Currently we have 2 Datastores which we cannot bring online in our lab, they were working yesterday. I thought that their partition info might have gotten over-written by a windows machine but Ive checked the partitions and they report ok after following this article. http://kb.vmware.com/kb/2046610
Both partitions are coming from the same netapp aggregate and controller as working datastores and are mapped to the same iSCSI initiators. When you attempt to mount them in vsphere client you get the following error:
Call "HostStorageSystem.MountVmfsVolume" for Object "storageSystem" on ESXi 172.16.210.19" failed.
Operation failed, diagnostics report: Sysinfo error on operation returned status: Timeout. Please see the VMKernel.log for detailed information.
In the VMkernel log you just get this:
2015-01-16T10:40:36.584Z cpu16:8208)ScsiDeviceIO: 2331: Cmd(0x4124003b2880) 0x16, CmdSN 0x1cf0 from world 0 to dev "naa.60a9800043346c626b4a793543343973" failed H:0x5 D:0x0 P:0x0 Possible sense data: 0x0 0x0 0x0.
2015-01-16T10:40:36.584Z cpu6:10287)LVM: 11710: Failed to open device naa.60a9800043346c626b4a793543343973:1
2015-01-16T10:43:33.396Z cpu0:8224)NMP: nmp_ThrottleLogForDevice:2319: Cmd 0x1a (0x41244237c740, 0) to dev "mpx.vmhba35:C0:T0:L0" on path "vmhba35:C0:T0:L0" Failed: H:0x0 D:0x2 P:0x0 Valid sense data: 0x5 0x20 0x0. Act:NONE
2015-01-16T10:43:33.396Z cpu0:8224)ScsiDeviceIO: 2331: Cmd(0x41244237c740) 0x1a, CmdSN 0x1cfd from world 0 to dev "mpx.vmhba35:C0:T0:L0" failed H:0x0 D:0x2 P:0x0 Valid sense data: 0x5 0x20 0x0.
2015-01-16T10:48:33.401Z cpu28:8220)NMP: nmp_ThrottleLogForDevice:2319: Cmd 0x1a (0x412441596e00, 0) to dev "mpx.vmhba35:C0:T0:L0" on path "vmhba35:C0:T0:L0" Failed: H:0x0 D:0x2 P:0x0 Valid sense data: 0x5 0x20 0x0. Act:NONE
2015-01-16T10:48:33.401Z cpu28:8220)ScsiDeviceIO: 2331: Cmd(0x412441596e00) 0x1a, CmdSN 0x1d10 from world 0 to dev "mpx.vmhba35:C0:T0:L0" failed H:0x0 D:0x2 P:0x0 Valid sense data: 0x5 0x20 0x0.

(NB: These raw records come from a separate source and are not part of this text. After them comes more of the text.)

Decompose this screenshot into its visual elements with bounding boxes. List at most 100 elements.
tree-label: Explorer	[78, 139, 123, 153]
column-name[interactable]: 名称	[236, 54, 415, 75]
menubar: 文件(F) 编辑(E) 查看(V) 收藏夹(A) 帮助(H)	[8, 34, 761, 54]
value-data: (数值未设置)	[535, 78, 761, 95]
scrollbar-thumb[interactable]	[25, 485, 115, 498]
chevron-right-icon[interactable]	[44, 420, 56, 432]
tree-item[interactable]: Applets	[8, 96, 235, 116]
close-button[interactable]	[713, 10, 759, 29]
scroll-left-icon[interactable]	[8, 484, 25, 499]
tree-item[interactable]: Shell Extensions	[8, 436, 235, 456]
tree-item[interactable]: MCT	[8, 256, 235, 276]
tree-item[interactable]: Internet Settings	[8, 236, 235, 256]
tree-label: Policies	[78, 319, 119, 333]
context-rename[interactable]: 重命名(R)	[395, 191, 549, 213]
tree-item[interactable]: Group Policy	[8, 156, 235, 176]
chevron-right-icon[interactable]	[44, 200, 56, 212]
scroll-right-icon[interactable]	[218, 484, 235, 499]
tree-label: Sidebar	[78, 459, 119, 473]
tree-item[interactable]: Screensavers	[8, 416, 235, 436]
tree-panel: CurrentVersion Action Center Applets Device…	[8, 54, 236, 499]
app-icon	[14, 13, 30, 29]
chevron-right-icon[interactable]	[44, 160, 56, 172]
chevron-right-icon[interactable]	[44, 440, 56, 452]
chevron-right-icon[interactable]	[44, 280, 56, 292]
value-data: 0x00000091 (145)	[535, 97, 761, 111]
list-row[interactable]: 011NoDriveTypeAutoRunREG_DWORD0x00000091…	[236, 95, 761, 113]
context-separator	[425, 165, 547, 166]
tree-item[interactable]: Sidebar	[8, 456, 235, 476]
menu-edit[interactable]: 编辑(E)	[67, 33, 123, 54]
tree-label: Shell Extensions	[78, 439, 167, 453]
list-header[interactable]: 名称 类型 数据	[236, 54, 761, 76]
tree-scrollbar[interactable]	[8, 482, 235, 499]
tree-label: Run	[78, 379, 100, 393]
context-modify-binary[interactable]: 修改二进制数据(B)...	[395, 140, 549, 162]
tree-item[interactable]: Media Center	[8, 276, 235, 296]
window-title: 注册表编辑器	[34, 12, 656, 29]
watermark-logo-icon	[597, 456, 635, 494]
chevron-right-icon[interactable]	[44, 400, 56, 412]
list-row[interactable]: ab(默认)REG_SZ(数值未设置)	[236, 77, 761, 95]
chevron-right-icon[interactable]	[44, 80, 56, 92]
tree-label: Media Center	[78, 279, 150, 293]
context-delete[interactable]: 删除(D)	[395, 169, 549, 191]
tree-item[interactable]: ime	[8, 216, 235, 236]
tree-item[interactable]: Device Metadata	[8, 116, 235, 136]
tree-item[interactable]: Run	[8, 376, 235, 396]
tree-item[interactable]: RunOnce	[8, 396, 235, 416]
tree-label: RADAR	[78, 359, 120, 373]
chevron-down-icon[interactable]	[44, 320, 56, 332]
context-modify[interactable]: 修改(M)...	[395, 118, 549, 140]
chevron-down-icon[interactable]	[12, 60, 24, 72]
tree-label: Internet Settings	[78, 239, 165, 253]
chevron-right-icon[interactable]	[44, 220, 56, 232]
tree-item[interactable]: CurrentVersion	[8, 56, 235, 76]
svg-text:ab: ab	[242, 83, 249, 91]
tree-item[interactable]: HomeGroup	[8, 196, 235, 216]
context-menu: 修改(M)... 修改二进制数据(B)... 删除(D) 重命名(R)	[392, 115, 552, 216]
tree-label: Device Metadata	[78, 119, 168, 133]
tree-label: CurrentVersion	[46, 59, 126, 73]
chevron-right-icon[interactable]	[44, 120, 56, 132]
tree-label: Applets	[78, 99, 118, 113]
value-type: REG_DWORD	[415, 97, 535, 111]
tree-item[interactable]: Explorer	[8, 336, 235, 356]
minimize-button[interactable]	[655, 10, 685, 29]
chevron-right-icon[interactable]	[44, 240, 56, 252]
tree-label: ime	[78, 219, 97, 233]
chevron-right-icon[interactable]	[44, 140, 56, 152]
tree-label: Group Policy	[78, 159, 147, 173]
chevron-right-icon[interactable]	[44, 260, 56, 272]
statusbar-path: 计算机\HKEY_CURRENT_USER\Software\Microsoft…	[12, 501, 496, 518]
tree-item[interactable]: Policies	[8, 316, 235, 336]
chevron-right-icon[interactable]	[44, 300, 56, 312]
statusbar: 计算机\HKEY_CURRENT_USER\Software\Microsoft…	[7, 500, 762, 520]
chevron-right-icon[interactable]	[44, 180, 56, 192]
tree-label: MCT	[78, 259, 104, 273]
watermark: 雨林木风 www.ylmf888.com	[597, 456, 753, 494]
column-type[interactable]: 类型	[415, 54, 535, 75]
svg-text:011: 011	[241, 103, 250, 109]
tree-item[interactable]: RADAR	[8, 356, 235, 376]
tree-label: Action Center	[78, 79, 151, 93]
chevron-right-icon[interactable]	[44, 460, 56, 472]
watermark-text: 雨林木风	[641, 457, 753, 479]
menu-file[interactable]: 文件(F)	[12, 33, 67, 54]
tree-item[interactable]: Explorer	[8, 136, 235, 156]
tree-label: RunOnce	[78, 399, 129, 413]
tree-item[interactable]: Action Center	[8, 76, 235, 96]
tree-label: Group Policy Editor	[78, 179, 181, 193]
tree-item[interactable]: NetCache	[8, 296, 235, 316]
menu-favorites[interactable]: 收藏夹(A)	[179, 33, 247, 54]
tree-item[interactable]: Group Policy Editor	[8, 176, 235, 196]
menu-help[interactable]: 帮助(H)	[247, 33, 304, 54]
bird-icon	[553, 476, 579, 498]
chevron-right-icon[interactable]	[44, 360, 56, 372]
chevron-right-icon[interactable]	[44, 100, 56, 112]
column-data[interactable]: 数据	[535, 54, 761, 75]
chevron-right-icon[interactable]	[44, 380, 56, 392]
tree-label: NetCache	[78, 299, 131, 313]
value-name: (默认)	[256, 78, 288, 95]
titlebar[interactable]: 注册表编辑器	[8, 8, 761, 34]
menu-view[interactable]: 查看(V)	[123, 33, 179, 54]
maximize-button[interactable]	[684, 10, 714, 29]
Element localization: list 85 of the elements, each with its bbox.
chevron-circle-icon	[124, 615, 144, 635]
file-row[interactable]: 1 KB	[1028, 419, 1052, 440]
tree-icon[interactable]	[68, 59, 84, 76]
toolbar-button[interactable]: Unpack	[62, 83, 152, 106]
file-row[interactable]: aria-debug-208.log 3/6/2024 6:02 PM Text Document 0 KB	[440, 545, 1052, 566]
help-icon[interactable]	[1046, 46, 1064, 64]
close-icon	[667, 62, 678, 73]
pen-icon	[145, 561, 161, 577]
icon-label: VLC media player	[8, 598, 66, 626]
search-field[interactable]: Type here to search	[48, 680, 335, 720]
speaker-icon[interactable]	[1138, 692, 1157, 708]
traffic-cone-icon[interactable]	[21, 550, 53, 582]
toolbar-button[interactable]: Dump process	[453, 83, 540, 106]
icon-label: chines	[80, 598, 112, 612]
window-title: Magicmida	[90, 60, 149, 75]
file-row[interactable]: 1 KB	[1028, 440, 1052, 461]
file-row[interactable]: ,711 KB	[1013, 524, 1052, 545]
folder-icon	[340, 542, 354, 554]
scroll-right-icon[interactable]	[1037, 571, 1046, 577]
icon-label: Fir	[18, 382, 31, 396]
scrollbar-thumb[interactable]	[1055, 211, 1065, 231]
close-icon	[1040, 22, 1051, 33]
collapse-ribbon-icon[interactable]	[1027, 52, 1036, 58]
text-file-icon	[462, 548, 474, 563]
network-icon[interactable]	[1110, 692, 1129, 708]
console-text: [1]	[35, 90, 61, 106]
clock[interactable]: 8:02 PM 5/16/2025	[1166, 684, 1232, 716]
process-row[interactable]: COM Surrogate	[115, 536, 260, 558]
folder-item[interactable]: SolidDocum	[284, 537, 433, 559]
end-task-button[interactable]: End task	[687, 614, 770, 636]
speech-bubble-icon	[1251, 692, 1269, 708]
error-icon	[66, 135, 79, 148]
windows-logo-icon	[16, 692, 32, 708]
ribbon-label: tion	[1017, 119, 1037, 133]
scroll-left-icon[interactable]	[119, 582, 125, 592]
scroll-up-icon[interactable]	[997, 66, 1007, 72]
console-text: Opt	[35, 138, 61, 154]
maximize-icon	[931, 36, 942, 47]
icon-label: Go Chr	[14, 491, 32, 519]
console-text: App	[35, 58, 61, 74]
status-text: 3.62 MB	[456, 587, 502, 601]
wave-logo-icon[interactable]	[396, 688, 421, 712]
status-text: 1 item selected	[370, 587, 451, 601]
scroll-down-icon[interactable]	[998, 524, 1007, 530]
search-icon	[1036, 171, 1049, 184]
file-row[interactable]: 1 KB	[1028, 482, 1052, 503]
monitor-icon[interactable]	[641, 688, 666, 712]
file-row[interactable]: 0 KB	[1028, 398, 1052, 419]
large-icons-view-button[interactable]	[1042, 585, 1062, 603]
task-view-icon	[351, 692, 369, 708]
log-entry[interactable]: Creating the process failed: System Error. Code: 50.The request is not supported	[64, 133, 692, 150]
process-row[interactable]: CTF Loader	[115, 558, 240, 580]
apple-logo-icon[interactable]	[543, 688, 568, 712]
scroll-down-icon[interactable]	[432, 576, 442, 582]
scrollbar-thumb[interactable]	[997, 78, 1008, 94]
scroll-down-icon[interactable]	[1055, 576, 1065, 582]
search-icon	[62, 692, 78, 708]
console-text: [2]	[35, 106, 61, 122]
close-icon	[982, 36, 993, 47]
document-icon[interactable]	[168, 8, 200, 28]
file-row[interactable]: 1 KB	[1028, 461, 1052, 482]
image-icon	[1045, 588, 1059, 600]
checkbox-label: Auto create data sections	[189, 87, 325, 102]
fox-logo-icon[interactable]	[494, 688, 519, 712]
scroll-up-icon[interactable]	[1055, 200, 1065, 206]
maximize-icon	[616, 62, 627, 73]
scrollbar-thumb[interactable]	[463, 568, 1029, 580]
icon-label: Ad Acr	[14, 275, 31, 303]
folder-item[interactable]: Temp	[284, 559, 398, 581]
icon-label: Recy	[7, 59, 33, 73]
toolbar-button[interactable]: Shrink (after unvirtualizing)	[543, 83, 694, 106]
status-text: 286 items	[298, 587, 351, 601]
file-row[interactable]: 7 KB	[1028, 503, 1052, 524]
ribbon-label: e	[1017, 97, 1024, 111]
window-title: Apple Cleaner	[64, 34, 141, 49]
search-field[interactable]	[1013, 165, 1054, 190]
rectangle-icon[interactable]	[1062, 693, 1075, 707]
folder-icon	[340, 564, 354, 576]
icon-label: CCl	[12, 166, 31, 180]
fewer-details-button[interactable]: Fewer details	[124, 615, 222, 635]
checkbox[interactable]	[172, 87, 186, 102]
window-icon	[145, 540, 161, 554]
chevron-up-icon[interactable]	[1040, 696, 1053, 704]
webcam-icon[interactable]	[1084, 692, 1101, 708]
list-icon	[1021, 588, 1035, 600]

Device naa.60a9800043346c626b4a793543343973:1 is VMstore2
/var/log # vsish
/> cd vmkModules/lvmdriver/unresolved/devices/
/vmkModules/lvmdriver/unresolved/devices/> ls
0#naa.60a9800043346c626b4a793543343973:1/
0#naa.60a9800043346c626b4b315142424361:1/
/vmkModules/lvmdriver/unresolved/devices/> cat 0#naa.60a9800043346c626b4a793543343973:1/properties
Unresolved device information {
VMK name:naa.60a9800043346c626b4a793543343973:1
LV name:536215f8-a64160c8-06e1-d4ae52901623
LV State:1
VMFS3 UUID (First extent only):536215fb-a58b7b2c-17af-d4ae52901623
VMFS3 label (First extent only):NetApp_VMstore2
Reason: Native unmounted volume
Extent address start (MB):0
Extent address end (MB):2096895
Volume total size (MB):2096896
}
/vmkModules/lvmdriver/unresolved/devices/
Here is 3 important KBs to check and discover SCSI problems via SCSI sense codes:
As I checked, there is a problem on your SCSI device.
Yup I see that now:
VMK_SCSI_HOST_ABORT = 0x05 or 0x5 = This status is returned if the driver has to abort commands in-flight to the target. This can occur due to a command timeout or parity error in the frame.
So if I am reading this right the SCSI command aborted because of something the NetApp did?